This post is inspired by a recent RANE podcast: The Best Approaches to Creating a Positive Impact With Dr. Bjorn Lomborg. One of the central ideas discussed there is simple: if you have limited resources, such as money, where does it make most sense to use those resources, knowing that you can’t solve every problem that you would like to?
The themes in the above podcast are concerned with international development. So what does this have to do with hledger?
First, using a tool such as hledger may make us sufficiently well off one day that we will want to contribute to causes that will benefit others. If that happens, wouldn’t we want to bring about the greatest benefit for our contribution?
However, the above may be far off in the future. What about right now? Specifically, can we ask the same question about personal finances? That is, how can we get the most value out of our limited resources when it comes to personal finances?

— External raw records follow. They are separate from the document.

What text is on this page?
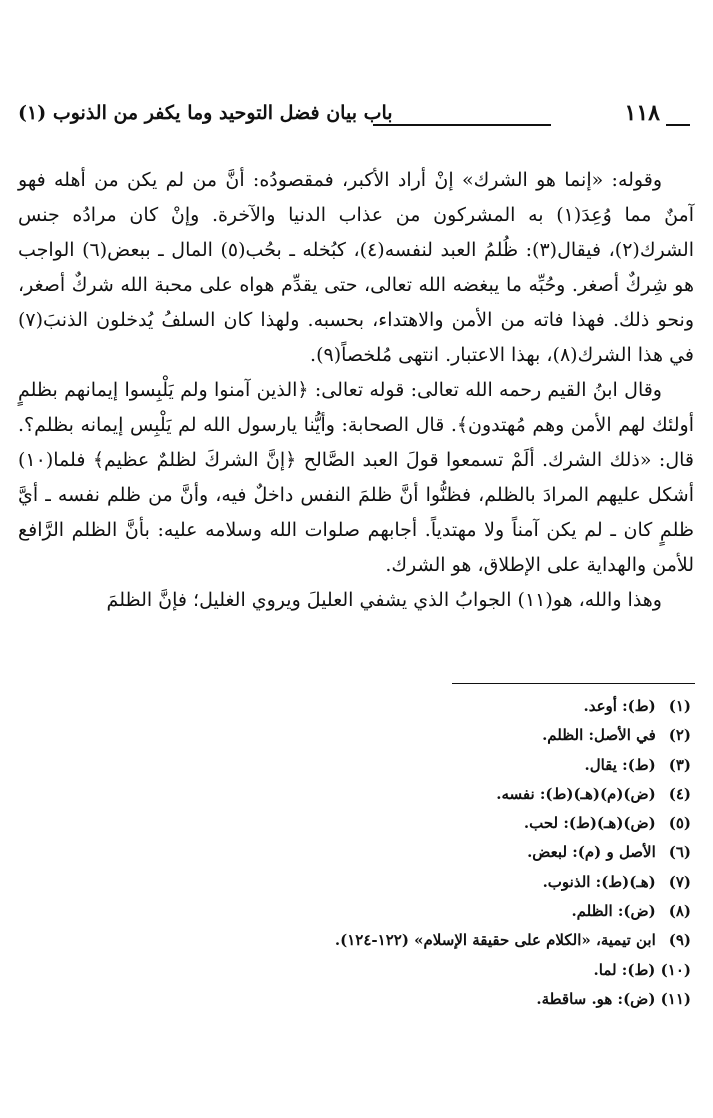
١١٨
باب بيان فضل التوحيد وما يكفر من الذنوب (١)

وقوله: «إنما هو الشرك» إنْ أراد الأكبر، فمقصودُه: أنَّ من لم يكن من أهله فهو آمنٌ مما وُعِدَ(١) به المشركون من عذاب الدنيا والآخرة. وإنْ كان مرادُه جنس الشرك(٢)، فيقال(٣): ظُلمُ العبد لنفسه(٤)، كبُخله ـ بحُب(٥) المال ـ ببعض(٦) الواجب هو شِركٌ أصغر. وحُبِّه ما يبغضه الله تعالى، حتى يقدِّم هواه على محبة الله شركٌ أصغر، ونحو ذلك. فهذا فاته من الأمن والاهتداء، بحسبه. ولهذا كان السلفُ يُدخلون الذنبَ(٧) في هذا الشرك(٨)، بهذا الاعتبار. انتهى مُلخصاً(٩).

وقال ابنُ القيم رحمه الله تعالى: قوله تعالى: ﴿الذين آمنوا ولم يَلْبِسوا إيمانهم بظلمٍ أولئك لهم الأمن وهم مُهتدون﴾. قال الصحابة: وأيُّنا يارسول الله لم يَلْبِس إيمانه بظلم؟. قال: «ذلك الشرك. ألَمْ تسمعوا قولَ العبد الصَّالح ﴿إنَّ الشركَ لظلمٌ عظيم﴾ فلما(١٠) أشكل عليهم المرادَ بالظلم، فظنُّوا أنَّ ظلمَ النفس داخلٌ فيه، وأنَّ من ظلم نفسه ـ أيَّ ظلمٍ كان ـ لم يكن آمناً ولا مهتدياً. أجابهم صلوات الله وسلامه عليه: بأنَّ الظلم الرَّافع للأمن والهداية على الإطلاق، هو الشرك.

وهذا والله، هو(١١) الجوابُ الذي يشفي العليلَ ويروي الغليل؛ فإنَّ الظلمَ

(١) (ط): أوعد.
(٢) في الأصل: الظلم.
(٣) (ط): يقال.
(٤) (ض)(م)(هـ)(ط): نفسه.
(٥) (ض)(هـ)(ط): لحب.
(٦) الأصل و (م): لبعض.
(٧) (هـ)(ط): الذنوب.
(٨) (ض): الظلم.
(٩) ابن تيمية، «الكلام على حقيقة الإسلام» (١٢٢-١٢٤).
(١٠) (ط): لما.
(١١) (ض): هو. ساقطة.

This is a broad topic, and in some ways it is case specific. However, as an hledger fan, I will say that tracking your income and expenses has a positive benefit. How much does it cost to track your finances? Well, the hledger program is free, so that’s a great start. And if you already have a computer, there is no extra cost.
What if you don’t already have a computer? To use hledger, you would have the expense of obtaining a computer. Note, though, that the expense may be smaller than you might initially think. For example, in 2019 I successfully installed hledger on a Raspberry PI, a single board computer costing less than $100. Not included in that price would be a monitor, keyboard, or mouse, so that would have been about another $100.
Let’s take an extreme case. You can’t even afford an inexpensive computer. But you really wanted the benefits of tracking your income and expenses similarly to hledger. One option would be to use a ledger book for double entry accounting. I am currently seeing one for $7 on Amazon.
I have to confess that I would be loathe to give up all the great things that hledger does and move to doing things manually on paper. But I am guessing that the information that I would gain would be far more valuable than the cost of a ledger book and a few pens. Being forced to go more slowly might even have the benefit of making me think more deeply about my finances. So, doing things on paper might feel like the end of the world, but it wouldn’t necessarily be.
The concept, though, of wisely choosing what to do with limited resources in order to bring about the most good seems to be one that deserves close attention.